In fact, this is the next sentence God pronounces on his people—“and He sold them into the hands of their enemies around them, so that they could no longer stand before their enemies” (2:14c).
This passage serves as a concrete illustration for what evil can do if it is entertained and allowed to stick around. If wickedness and its influences is not actively avoided and rooted out of one’s life, it will inevitably rob and enslave. This was true in the case of Israel in the time of the judges and it is true of those who entertain ungodliness in our today.
One thing to remember in the case of the Israelites in Judges 2 is this—While Israel’s enemies should have been the Canaanites and their idolatry (both of which they were asked to expel from the land), by chapter 2 verse 15, due to their sin, their enemy had become God himself—“wherever they went, the hand of the Lord was against them for evil, as the Lord had spoken and as the Lord had sworn to them, so that they were severely distressed” (2:15). Their guide, provider, sustainer, miracle-worker, and faithful helper had turned his hand against them and they only had themselves and their idolatry to blame.

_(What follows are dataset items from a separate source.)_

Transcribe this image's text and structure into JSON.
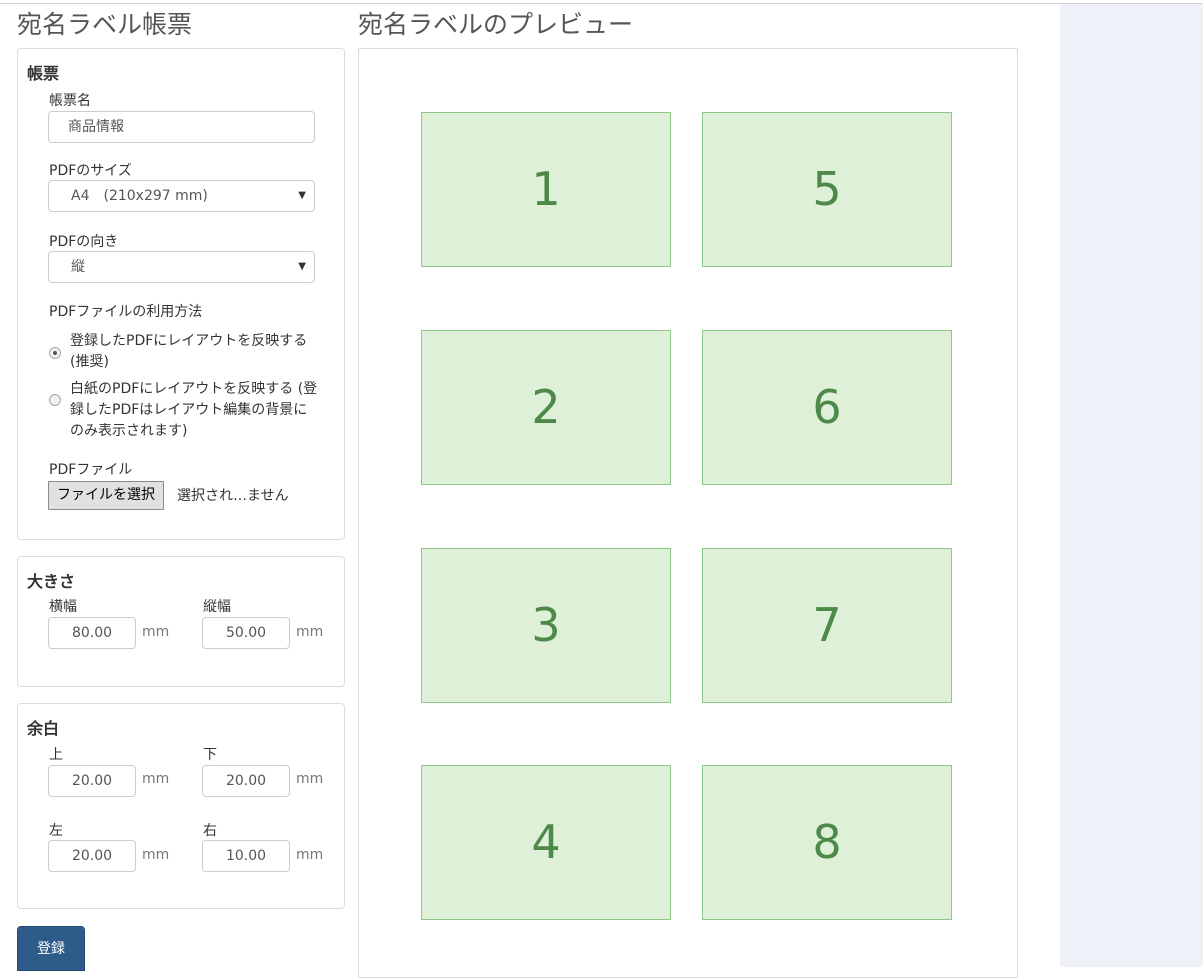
{
  "form_title": "宛名ラベル帳票",
  "preview_title": "宛名ラベルのプレビュー",
  "form_panel": {
    "heading": "帳票",
    "name_label": "帳票名",
    "name_value": "商品情報",
    "pdf_size_label": "PDFのサイズ",
    "pdf_size_value": "A4　(210x297 mm)",
    "pdf_orientation_label": "PDFの向き",
    "pdf_orientation_value": "縦",
    "usage_label": "PDFファイルの利用方法",
    "usage_options": [
      {
        "label": "登録したPDFにレイアウトを反映する (推奨)",
        "checked": true
      },
      {
        "label": "白紙のPDFにレイアウトを反映する (登録したPDFはレイアウト編集の背景にのみ表示されます)",
        "checked": false
      }
    ],
    "pdf_file_label": "PDFファイル",
    "file_button_label": "ファイルを選択",
    "file_status": "選択され…ません"
  },
  "size_panel": {
    "heading": "大きさ",
    "width_label": "横幅",
    "width_value": "80.00",
    "height_label": "縦幅",
    "height_value": "50.00",
    "unit": "mm"
  },
  "margin_panel": {
    "heading": "余白",
    "top_label": "上",
    "top_value": "20.00",
    "bottom_label": "下",
    "bottom_value": "20.00",
    "left_label": "左",
    "left_value": "20.00",
    "right_label": "右",
    "right_value": "10.00",
    "unit": "mm"
  },
  "submit_label": "登録",
  "preview_labels": [
    "1",
    "5",
    "2",
    "6",
    "3",
    "7",
    "4",
    "8"
  ],
  "colors": {
    "label_fill": "#dff0d8",
    "label_border": "#8fc98a",
    "label_text": "#4d8a49",
    "primary_button": "#2e5c8a"
  }
}
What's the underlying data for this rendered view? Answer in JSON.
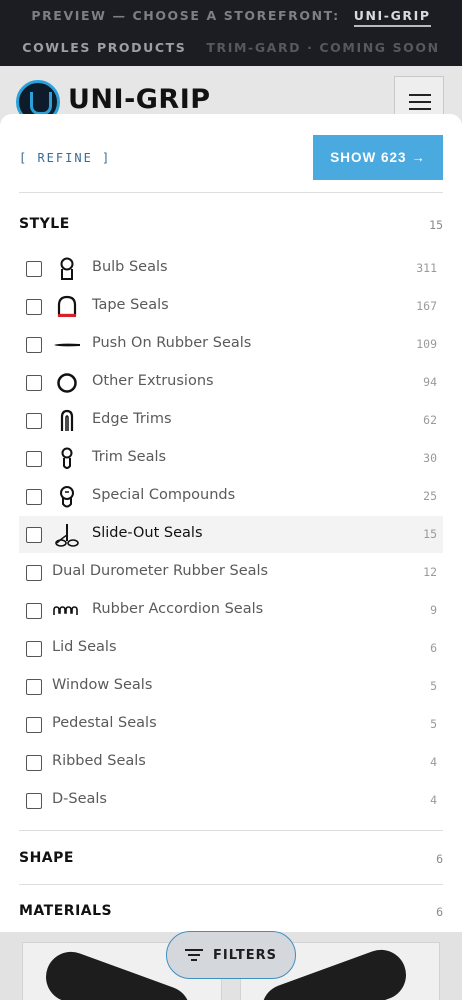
{
  "preview": {
    "prefix": "PREVIEW — CHOOSE A STOREFRONT:",
    "active_store": "UNI-GRIP",
    "store_cowles": "COWLES PRODUCTS",
    "store_trimgard": "TRIM-GARD · COMING SOON"
  },
  "header": {
    "logo_text": "UNI-GRIP"
  },
  "drawer": {
    "refine_label": "[ REFINE ]",
    "show_button": "SHOW 623 →",
    "style": {
      "title": "STYLE",
      "count": "15",
      "options": [
        {
          "label": "Bulb Seals",
          "count": "311",
          "icon": "bulb-seal-icon"
        },
        {
          "label": "Tape Seals",
          "count": "167",
          "icon": "tape-seal-icon"
        },
        {
          "label": "Push On Rubber Seals",
          "count": "109",
          "icon": "push-on-seal-icon"
        },
        {
          "label": "Other Extrusions",
          "count": "94",
          "icon": "extrusion-ring-icon"
        },
        {
          "label": "Edge Trims",
          "count": "62",
          "icon": "edge-trim-icon"
        },
        {
          "label": "Trim Seals",
          "count": "30",
          "icon": "trim-seal-icon"
        },
        {
          "label": "Special Compounds",
          "count": "25",
          "icon": "special-compound-icon"
        },
        {
          "label": "Slide-Out Seals",
          "count": "15",
          "icon": "slide-out-seal-icon"
        },
        {
          "label": "Dual Durometer Rubber Seals",
          "count": "12"
        },
        {
          "label": "Rubber Accordion Seals",
          "count": "9",
          "icon": "accordion-seal-icon"
        },
        {
          "label": "Lid Seals",
          "count": "6"
        },
        {
          "label": "Window Seals",
          "count": "5"
        },
        {
          "label": "Pedestal Seals",
          "count": "5"
        },
        {
          "label": "Ribbed Seals",
          "count": "4"
        },
        {
          "label": "D-Seals",
          "count": "4"
        }
      ]
    },
    "shape": {
      "title": "SHAPE",
      "count": "6"
    },
    "materials": {
      "title": "MATERIALS",
      "count": "6"
    }
  },
  "filters_button": "FILTERS",
  "colors": {
    "accent": "#4aa9de",
    "preview_bg": "#1b1d22",
    "tape_seal_red": "#d8202a"
  }
}
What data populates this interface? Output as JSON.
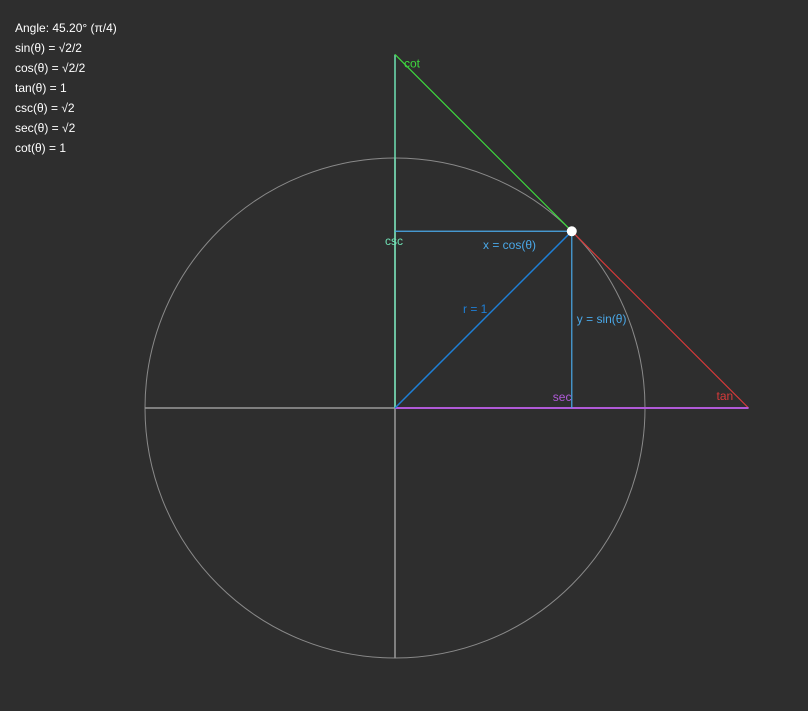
{
  "readout": {
    "angle": "Angle: 45.20° (π/4)",
    "sin": "sin(θ) = √2/2",
    "cos": "cos(θ) = √2/2",
    "tan": "tan(θ) = 1",
    "csc": "csc(θ) = √2",
    "sec": "sec(θ) = √2",
    "cot": "cot(θ) = 1"
  },
  "diagram": {
    "angle_deg": 45.2,
    "labels": {
      "cot": "cot",
      "csc": "csc",
      "cos_segment": "x = cos(θ)",
      "radius": "r = 1",
      "sin_segment": "y = sin(θ)",
      "sec": "sec",
      "tan": "tan"
    },
    "colors": {
      "background": "#2e2e2e",
      "circle": "#8a8a8a",
      "axes": "#9a9a9a",
      "radius": "#1e7fd6",
      "sin_cos": "#4aa8e8",
      "csc": "#6fe0b4",
      "cot": "#3ed83e",
      "tan": "#d63a3a",
      "sec": "#b05ad8",
      "point": "#ffffff"
    }
  }
}
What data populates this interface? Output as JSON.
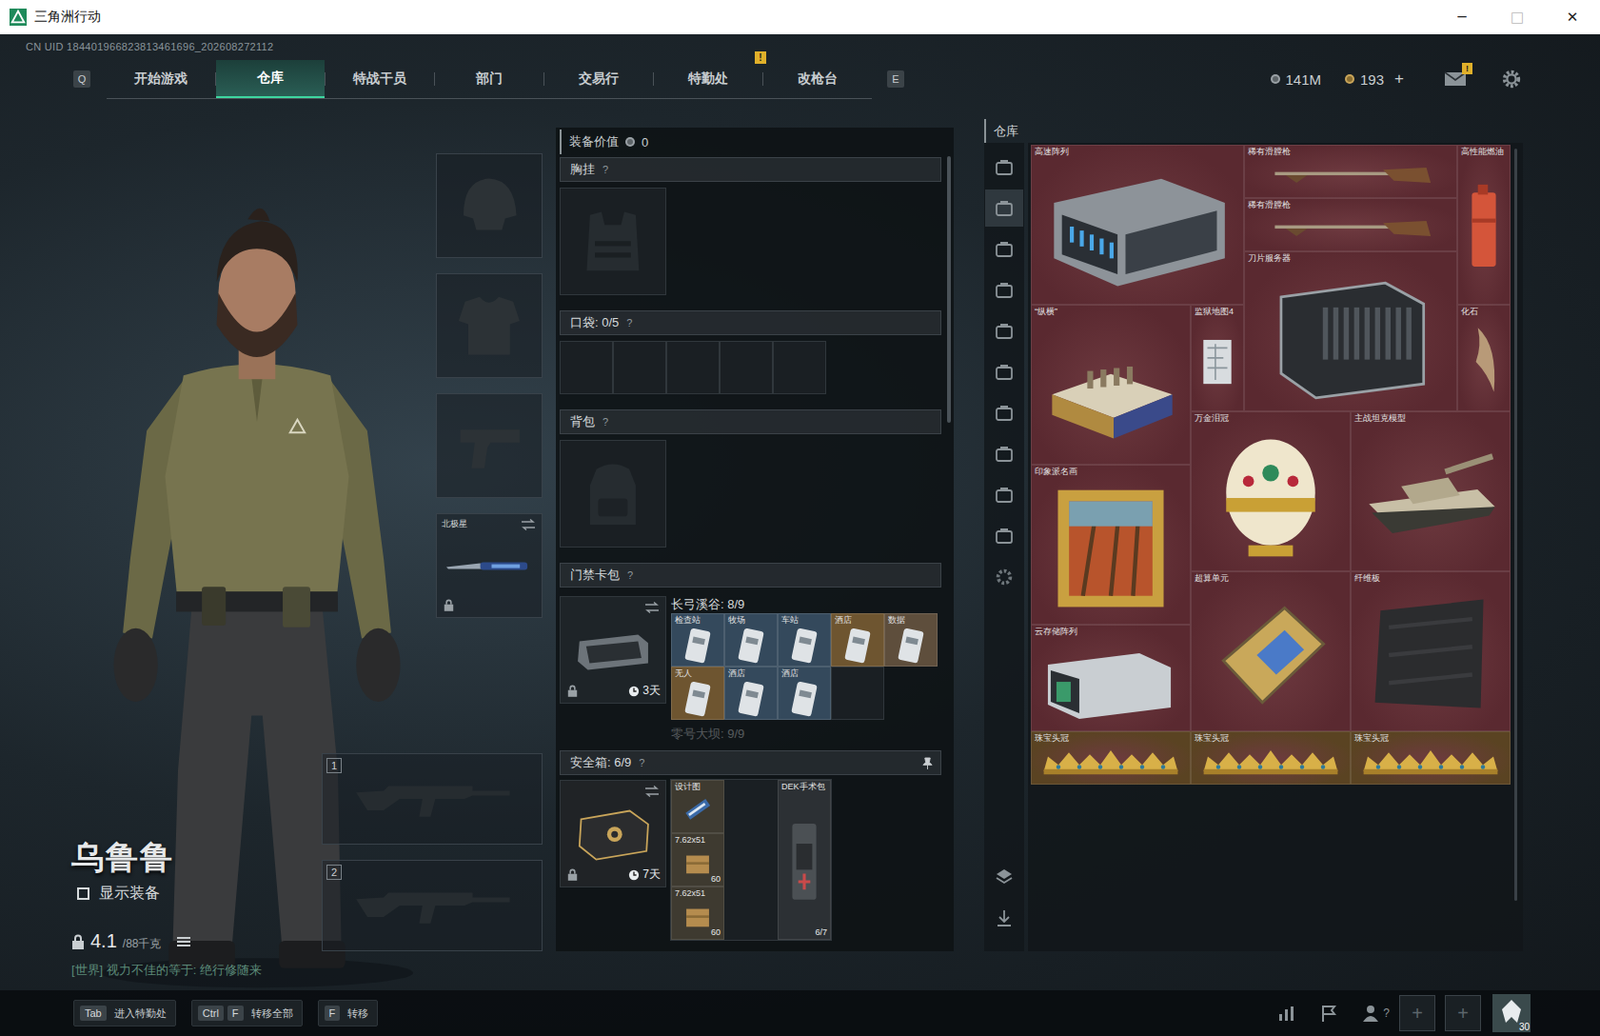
{
  "window": {
    "title": "三角洲行动",
    "controls": [
      {
        "glyph": "─",
        "disabled": false
      },
      {
        "glyph": "□",
        "disabled": true
      },
      {
        "glyph": "✕",
        "disabled": false
      }
    ]
  },
  "uid": "CN UID 184401966823813461696_202608272112",
  "nav": {
    "prev_key": "Q",
    "next_key": "E",
    "tabs": [
      {
        "label": "开始游戏",
        "selected": false,
        "badge": ""
      },
      {
        "label": "仓库",
        "selected": true,
        "badge": ""
      },
      {
        "label": "特战干员",
        "selected": false,
        "badge": ""
      },
      {
        "label": "部门",
        "selected": false,
        "badge": ""
      },
      {
        "label": "交易行",
        "selected": false,
        "badge": ""
      },
      {
        "label": "特勤处",
        "selected": false,
        "badge": "!"
      },
      {
        "label": "改枪台",
        "selected": false,
        "badge": ""
      }
    ]
  },
  "wallet": {
    "coins": "141M",
    "bonds": "193",
    "add": "+"
  },
  "mail": {
    "badge": "!"
  },
  "character": {
    "name": "乌鲁鲁",
    "show_gear": {
      "label": "显示装备",
      "checked": false
    },
    "weight": "4.1",
    "weight_max": "/88千克",
    "chat": "[世界] 视力不佳的等于: 绝行修随来"
  },
  "gear_slots": [
    {
      "kind": "helmet",
      "label": "",
      "locked": false
    },
    {
      "kind": "armor",
      "label": "",
      "locked": false
    },
    {
      "kind": "pistol",
      "label": "",
      "locked": false
    },
    {
      "kind": "melee",
      "label": "北极星",
      "locked": true
    }
  ],
  "weapon_slots": [
    {
      "number": "1"
    },
    {
      "number": "2"
    }
  ],
  "loadout": {
    "value_label": "装备价值",
    "value": "0",
    "chest_rig": {
      "title": "胸挂",
      "help": "?"
    },
    "pockets": {
      "title": "口袋: 0/5",
      "help": "?",
      "slots": [
        {
          "filled": false
        },
        {
          "filled": false
        },
        {
          "filled": false
        },
        {
          "filled": false
        },
        {
          "filled": false
        }
      ]
    },
    "backpack": {
      "title": "背包",
      "help": "?"
    },
    "keycards": {
      "title": "门禁卡包",
      "help": "?",
      "timer": "3天",
      "locked": true,
      "groups": [
        {
          "title": "长弓溪谷: 8/9",
          "faded": false,
          "empty_slots": 1,
          "cards": [
            {
              "label": "检查站",
              "color": "#34495c"
            },
            {
              "label": "牧场",
              "color": "#34495c"
            },
            {
              "label": "车站",
              "color": "#34495c"
            },
            {
              "label": "酒店",
              "color": "#6e5530"
            },
            {
              "label": "数据",
              "color": "#5e4e3c"
            },
            {
              "label": "无人",
              "color": "#6e5530"
            },
            {
              "label": "酒店",
              "color": "#34495c"
            },
            {
              "label": "酒店",
              "color": "#34495c"
            }
          ]
        },
        {
          "title": "零号大坝: 9/9",
          "faded": true,
          "empty_slots": 0,
          "cards": []
        }
      ]
    },
    "safe": {
      "title": "安全箱: 6/9",
      "help": "?",
      "timer": "7天",
      "locked": true,
      "items": [
        {
          "label": "设计图",
          "count": ""
        },
        {
          "label": "7.62x51",
          "count": "60"
        },
        {
          "label": "7.62x51",
          "count": "60"
        },
        {
          "label": "DEK手术包",
          "count": "6/7"
        }
      ]
    }
  },
  "warehouse": {
    "title": "仓库",
    "side_tabs": [
      {
        "selected": false
      },
      {
        "selected": true
      },
      {
        "selected": false
      },
      {
        "selected": false
      },
      {
        "selected": false
      },
      {
        "selected": false
      },
      {
        "selected": false
      },
      {
        "selected": false
      },
      {
        "selected": false
      },
      {
        "selected": false
      }
    ],
    "items": [
      {
        "label": "高速阵列",
        "color": "#5a2930"
      },
      {
        "label": "稀有滑膛枪",
        "color": "#5a2930"
      },
      {
        "label": "稀有滑膛枪",
        "color": "#5a2930"
      },
      {
        "label": "高性能燃油",
        "color": "#5a2930"
      },
      {
        "label": "刀片服务器",
        "color": "#5a2930"
      },
      {
        "label": "“纵横”",
        "color": "#5a2930"
      },
      {
        "label": "监狱地图4",
        "color": "#5a2930"
      },
      {
        "label": "化石",
        "color": "#5a2930"
      },
      {
        "label": "万金泪冠",
        "color": "#5a2930"
      },
      {
        "label": "主战坦克模型",
        "color": "#5a2930"
      },
      {
        "label": "印象派名画",
        "color": "#5a2930"
      },
      {
        "label": "超算单元",
        "color": "#5a2930"
      },
      {
        "label": "纤维板",
        "color": "#5a2930"
      },
      {
        "label": "云存储阵列",
        "color": "#5a2930"
      },
      {
        "label": "珠宝头冠",
        "color": "#5a4322"
      },
      {
        "label": "珠宝头冠",
        "color": "#5a4322"
      },
      {
        "label": "珠宝头冠",
        "color": "#5a4322"
      }
    ]
  },
  "bottom": {
    "hints": [
      {
        "keys": [
          "Tab"
        ],
        "label": "进入特勤处"
      },
      {
        "keys": [
          "Ctrl",
          "F"
        ],
        "label": "转移全部"
      },
      {
        "keys": [
          "F"
        ],
        "label": "转移"
      }
    ],
    "friends_count": "?",
    "squad_slots": [
      {
        "filled": false
      },
      {
        "filled": false
      }
    ],
    "squad_add": "+",
    "avatar_level": "30"
  }
}
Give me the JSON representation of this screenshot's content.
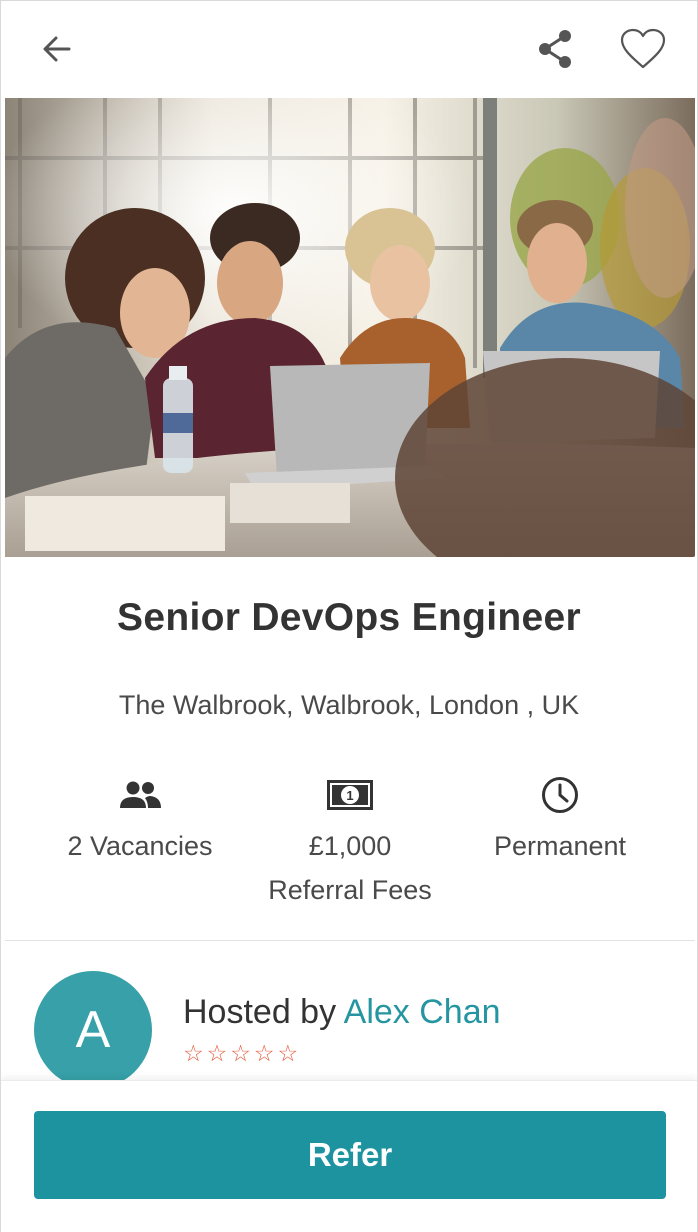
{
  "job": {
    "title": "Senior DevOps Engineer",
    "location": "The Walbrook, Walbrook, London , UK"
  },
  "stats": {
    "vacancies": "2 Vacancies",
    "fee_amount": "£1,000",
    "fee_label": "Referral Fees",
    "type": "Permanent"
  },
  "host": {
    "initial": "A",
    "prefix": "Hosted by ",
    "name": "Alex Chan",
    "rating_stars": "☆☆☆☆☆",
    "rating": 0,
    "rating_max": 5
  },
  "actions": {
    "refer_label": "Refer"
  },
  "carousel": {
    "current": 1,
    "total": 1
  },
  "colors": {
    "accent": "#1e93a0",
    "host_link": "#2596a1",
    "avatar": "#37a0a8",
    "stars": "#e85c3f"
  },
  "icons": {
    "back": "arrow-left-icon",
    "share": "share-icon",
    "favorite": "heart-outline-icon",
    "vacancies": "people-icon",
    "fee": "banknote-icon",
    "type": "clock-icon"
  }
}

One can see from this passage that far more than a mere pet peeve, idolatry is something especially grievous to God. He hates seeing those who are supposed to belong to him trust in, pursue, or worship something or someone else. This passage has worked to show that idolatry is not merely misplaced attention, it is shameful disregard and substitution of what is the very best for what is grossly inferior. Not only that, but he is a fool who would seek to replace the One who can provide true satisfaction with something/someone who promises such but only delivers exploitation and slavery. Also, it is ill-conceived to settle for a relationship with some created entity in the world that has been manufactured into something it was never designed to be when one could have a relationship with the Creator and Lord of the universe. Israel had Yahweh and yet she followed a weather god and his mistress of love and war to disaster. In Christ we have a relationship with God? What could be better? And yet, are you living today as though something/someone else is ultimate?